The other members of his trio, bassist Harvie S and drummer Peter Erskine, join him as the London Metropolitan Orchestra unfolds the beauty of his orchestration. The second movement is an elegant waltz dedicated to the composer’s wife, Alison. Its swelling strings and woodwinds, the clarity and brilliance of LMO trumpeter John Barclay and Broadbent’s relaxed piano improvisations create calm that for the moment eclipses the memory of that forte beginning. The energetic third movement incorporates an incisive Erskine drum solo highlighted by cymbal splashes as dramatic as the trumpet and horn exclamations leading to the collaboration of Broadbent’s piano and orchestration before the piece subsides.

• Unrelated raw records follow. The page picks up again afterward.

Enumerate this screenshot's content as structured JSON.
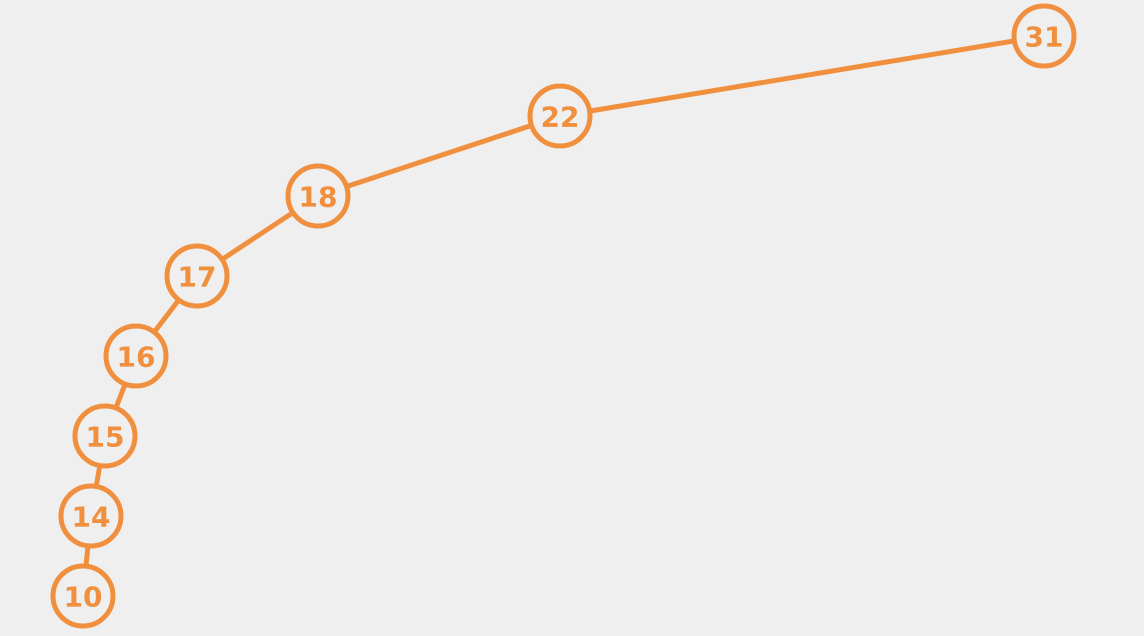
{
  "diagram": {
    "type": "linked-chain",
    "accent_color": "#f0903e",
    "background_color": "#efefef",
    "nodes": [
      {
        "label": "10"
      },
      {
        "label": "14"
      },
      {
        "label": "15"
      },
      {
        "label": "16"
      },
      {
        "label": "17"
      },
      {
        "label": "18"
      },
      {
        "label": "22"
      },
      {
        "label": "31"
      }
    ]
  }
}
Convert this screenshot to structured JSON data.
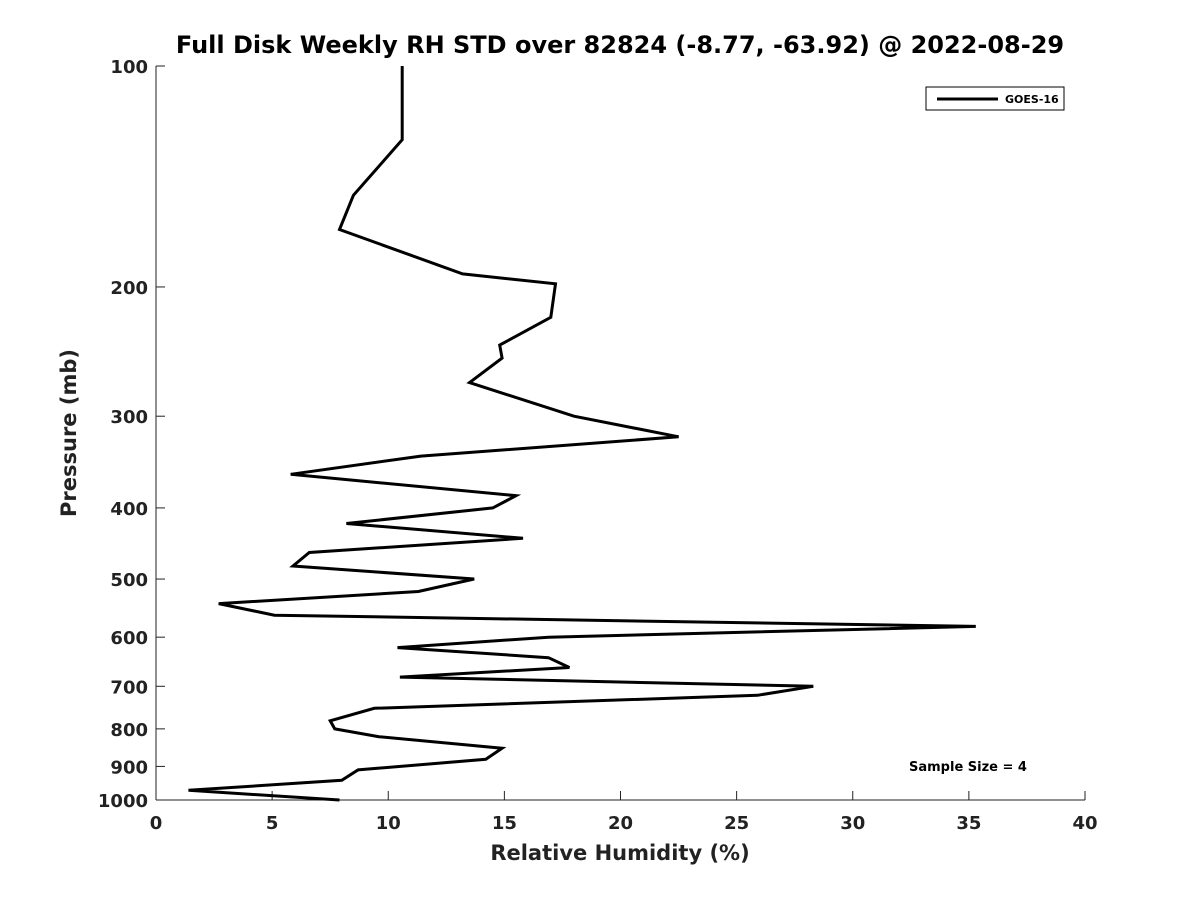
{
  "chart_data": {
    "type": "line",
    "title": "Full Disk Weekly RH STD over 82824 (-8.77, -63.92) @ 2022-08-29",
    "xlabel": "Relative Humidity (%)",
    "ylabel": "Pressure (mb)",
    "xlim": [
      0,
      40
    ],
    "ylim": [
      100,
      1000
    ],
    "y_scale": "log",
    "y_reversed": false,
    "grid": false,
    "x_ticks": [
      0,
      5,
      10,
      15,
      20,
      25,
      30,
      35,
      40
    ],
    "y_ticks": [
      100,
      200,
      300,
      400,
      500,
      600,
      700,
      800,
      900,
      1000
    ],
    "legend": {
      "placement": "top-right",
      "entries": [
        "GOES-16"
      ]
    },
    "annotation": "Sample Size = 4",
    "series": [
      {
        "name": "GOES-16",
        "color": "#000000",
        "x": [
          10.6,
          10.6,
          8.5,
          7.9,
          13.2,
          17.2,
          17.0,
          14.8,
          14.9,
          13.5,
          18.0,
          22.5,
          11.4,
          5.8,
          15.5,
          14.5,
          8.2,
          15.8,
          6.6,
          5.9,
          13.7,
          11.3,
          2.7,
          5.1,
          35.3,
          16.9,
          10.4,
          16.9,
          17.8,
          10.5,
          28.3,
          25.9,
          9.4,
          7.5,
          7.7,
          9.6,
          14.9,
          14.2,
          8.7,
          8.0,
          1.4,
          7.9
        ],
        "y": [
          100,
          126,
          150,
          167,
          192,
          198,
          220,
          240,
          250,
          270,
          300,
          320,
          340,
          360,
          385,
          400,
          420,
          440,
          460,
          480,
          500,
          520,
          540,
          560,
          580,
          600,
          620,
          640,
          660,
          680,
          700,
          720,
          750,
          780,
          800,
          820,
          850,
          880,
          910,
          940,
          970,
          1000
        ]
      }
    ]
  }
}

The remainder of this generous album presents Broadbent’s playing and arranging of six classic compositions from the bebop era forward, beginning with the 1946 Tadd Dameron ballad “If You Could See Me Now.” The arrangement has resourceful uses of flutes and horns, a few seconds of delicious piano counterpoint and a lovely bass statement from Harvie S over the closing chords. French horns and tympani announce John Coltrane’s “Naima” before Broadbent’s arpeggiated solo piano statement of the melody. The arrangement has a trumpet fanfare, a section of fanciful dancing woodwinds and—following a peaceful interlude—one massive orchestral chord leaving no doubt that the piece has ended. Broadbent gives Miles Davis’s “Blue In Green” a full orchestration accompanying his piano, a section of unaccompanied solo piano and the quietest imaginable conclusion.
Broadbent’s own “Lady In the Lake” is one of the compositions he wrote for Charlie Haden’s Quartet West during the period when they explored film noir themes. His piano solo incorporates a bit of tremolo, and there’s another peaceful ending. His treatment of Davis’s “Milestones” has enormous energy, with emphatic passages by the orchestra’s trumpets and later, by flutes, strings and low instruments. Broadbent develops in the piece a rhapsodic character that Davis may not have known lay hidden in it. In his notes, Broadbent points out that “Children Of Lima” is essentially as recorded when he wrote it as a member of Woody Herman’s band and they made it part of an album with Herman and the Houston Symphony Orchestra.
Broadbent’s work here discloses cogency, connections and satisfactions that deepen with repeated hearings.